Après la bataille de Lissa, îles Italiens sentirent la nécessité de constituer une force navale sérieuse. Cette nécessité, l’étendue seule de leurs rivages suffisait à la leur imposer. La Péninsule a plus de 3,000 kilomètres de côtes. Les hommes d’état faisaient le raisonnement suivant : « Supposons, disaient-ils, qu’un ennemi domine la mer et qu’il en chasse notre pavillon, comme les pavillons prussiens et russes ont été un moment chassés de la Baltique et de la Mer-Noire : où s’abriteront nos vaisseaux ? Laissons même hors de question notre flotte, qui n’existe pas encore.
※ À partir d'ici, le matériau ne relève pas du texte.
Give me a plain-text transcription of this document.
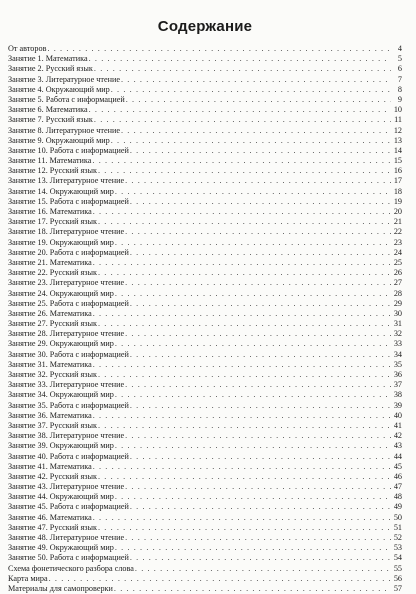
Содержание
От авторов . . .	4
Занятие 1. Математика . . .	5
Занятие 2. Русский язык . . .	6
Занятие 3. Литературное чтение . . .	7
Занятие 4. Окружающий мир . . .	8
Занятие 5. Работа с информацией . . .	9
Занятие 6. Математика . . .	10
Занятие 7. Русский язык . . .	11
Занятие 8. Литературное чтение . . .	12
Занятие 9. Окружающий мир . . .	13
Занятие 10. Работа с информацией . . .	14
Занятие 11. Математика . . .	15
Занятие 12. Русский язык . . .	16
Занятие 13. Литературное чтение . . .	17
Занятие 14. Окружающий мир . . .	18
Занятие 15. Работа с информацией . . .	19
Занятие 16. Математика . . .	20
Занятие 17. Русский язык . . .	21
Занятие 18. Литературное чтение . . .	22
Занятие 19. Окружающий мир . . .	23
Занятие 20. Работа с информацией . . .	24
Занятие 21. Математика . . .	25
Занятие 22. Русский язык . . .	26
Занятие 23. Литературное чтение . . .	27
Занятие 24. Окружающий мир . . .	28
Занятие 25. Работа с информацией . . .	29
Занятие 26. Математика . . .	30
Занятие 27. Русский язык . . .	31
Занятие 28. Литературное чтение . . .	32
Занятие 29. Окружающий мир . . .	33
Занятие 30. Работа с информацией . . .	34
Занятие 31. Математика . . .	35
Занятие 32. Русский язык . . .	36
Занятие 33. Литературное чтение . . .	37
Занятие 34. Окружающий мир . . .	38
Занятие 35. Работа с информацией . . .	39
Занятие 36. Математика . . .	40
Занятие 37. Русский язык . . .	41
Занятие 38. Литературное чтение . . .	42
Занятие 39. Окружающий мир . . .	43
Занятие 40. Работа с информацией . . .	44
Занятие 41. Математика . . .	45
Занятие 42. Русский язык . . .	46
Занятие 43. Литературное чтение . . .	47
Занятие 44. Окружающий мир . . .	48
Занятие 45. Работа с информацией . . .	49
Занятие 46. Математика . . .	50
Занятие 47. Русский язык . . .	51
Занятие 48. Литературное чтение . . .	52
Занятие 49. Окружающий мир . . .	53
Занятие 50. Работа с информацией . . .	54
Схема фонетического разбора слова . . .	55
Карта мира . . .	56
Материалы для самопроверки . . .	57
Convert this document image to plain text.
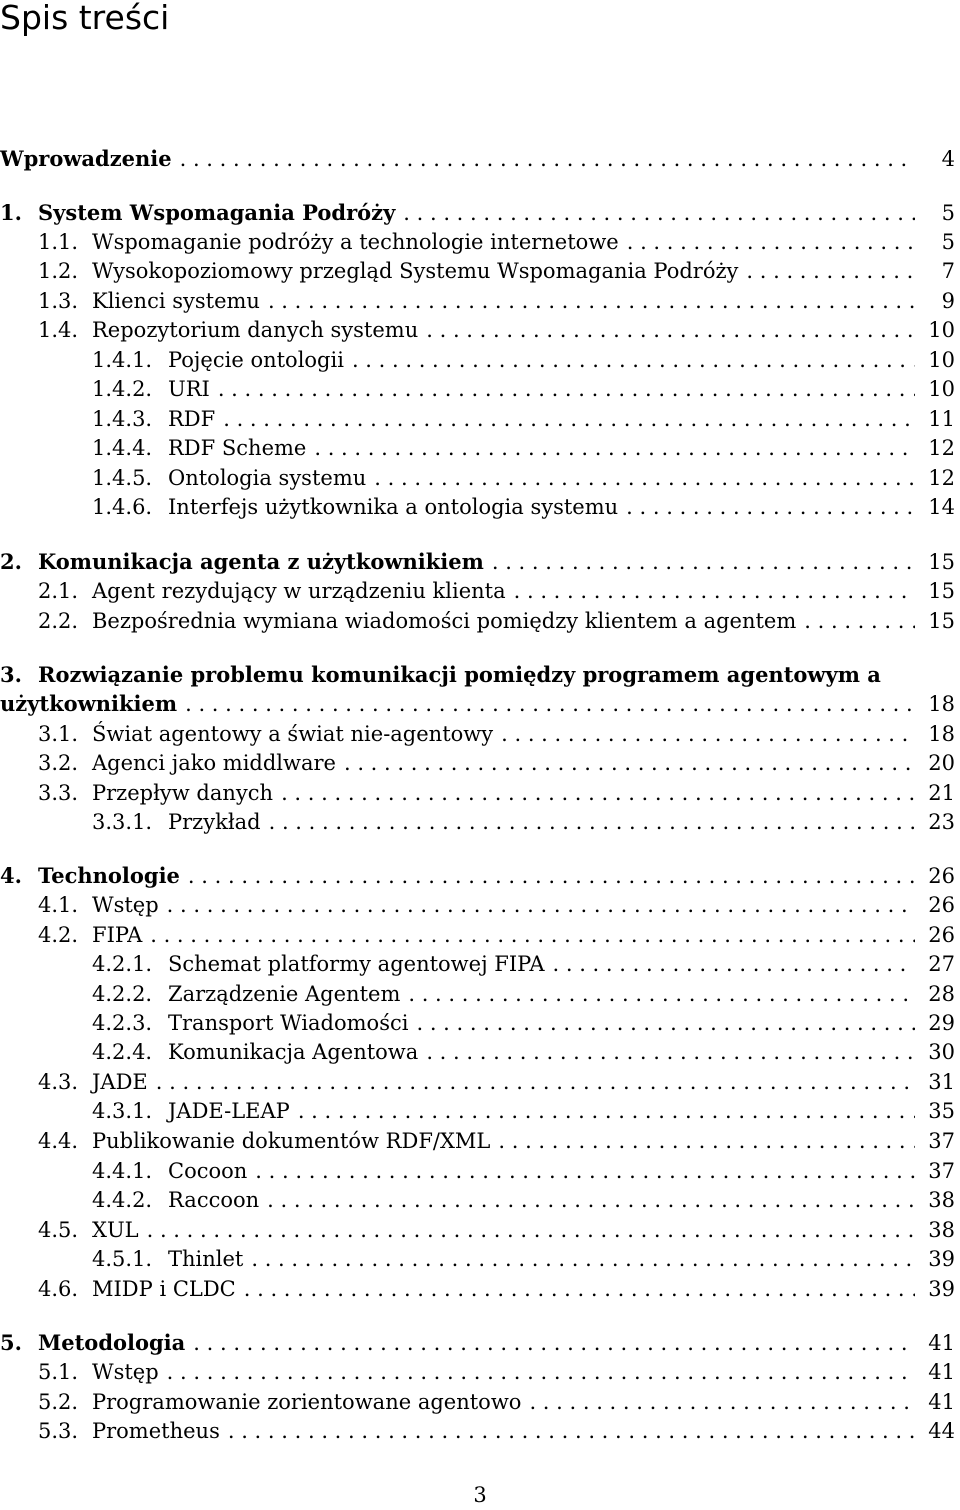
Spis treści
Wprowadzenie	4
. . .
1. System Wspomagania Podróży	5
. . .
1.1. Wspomaganie podróży a technologie internetowe	5
. . .
1.2. Wysokopoziomowy przegląd Systemu Wspomagania Podróży	7
. . .
1.3. Klienci systemu	9
. . .
1.4. Repozytorium danych systemu	10
. . .
1.4.1. Pojęcie ontologii	10
. . .
1.4.2. URI	10
. . .
1.4.3. RDF	11
. . .
1.4.4. RDF Scheme	12
. . .
1.4.5. Ontologia systemu	12
. . .
1.4.6. Interfejs użytkownika a ontologia systemu	14
. . .
2. Komunikacja agenta z użytkownikiem	15
. . .
2.1. Agent rezydujący w urządzeniu klienta	15
. . .
2.2. Bezpośrednia wymiana wiadomości pomiędzy klientem a agentem	15
. . .
3. Rozwiązanie problemu komunikacji pomiędzy programem agentowym a
użytkownikiem	18
. . .
3.1. Świat agentowy a świat nie-agentowy	18
. . .
3.2. Agenci jako middlware	20
. . .
3.3. Przepływ danych	21
. . .
3.3.1. Przykład	23
. . .
4. Technologie	26
. . .
4.1. Wstęp	26
. . .
4.2. FIPA	26
. . .
4.2.1. Schemat platformy agentowej FIPA	27
. . .
4.2.2. Zarządzenie Agentem	28
. . .
4.2.3. Transport Wiadomości	29
. . .
4.2.4. Komunikacja Agentowa	30
. . .
4.3. JADE	31
. . .
4.3.1. JADE-LEAP	35
. . .
4.4. Publikowanie dokumentów RDF/XML	37
. . .
4.4.1. Cocoon	37
. . .
4.4.2. Raccoon	38
. . .
4.5. XUL	38
. . .
4.5.1. Thinlet	39
. . .
4.6. MIDP i CLDC	39
. . .
5. Metodologia	41
. . .
5.1. Wstęp	41
. . .
5.2. Programowanie zorientowane agentowo	41
. . .
5.3. Prometheus	44
. . .
3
Quel sort sera réservé à nos villes maritimes ? Seront-elles livrées sans défense aux bombardemens, abandonnées à la discrétion de l’assaillant, soumises aux rançons les plus dures ? Si l’ennemi débarqué les occupe, deviendront-elles une base d’opération, une porte ouverte à l’intérieur, une tête de chemin pour l’approvisionnement d’une armée en marche, comme Kamiesh et Balaclava pendant le siège de Sébastopol ? »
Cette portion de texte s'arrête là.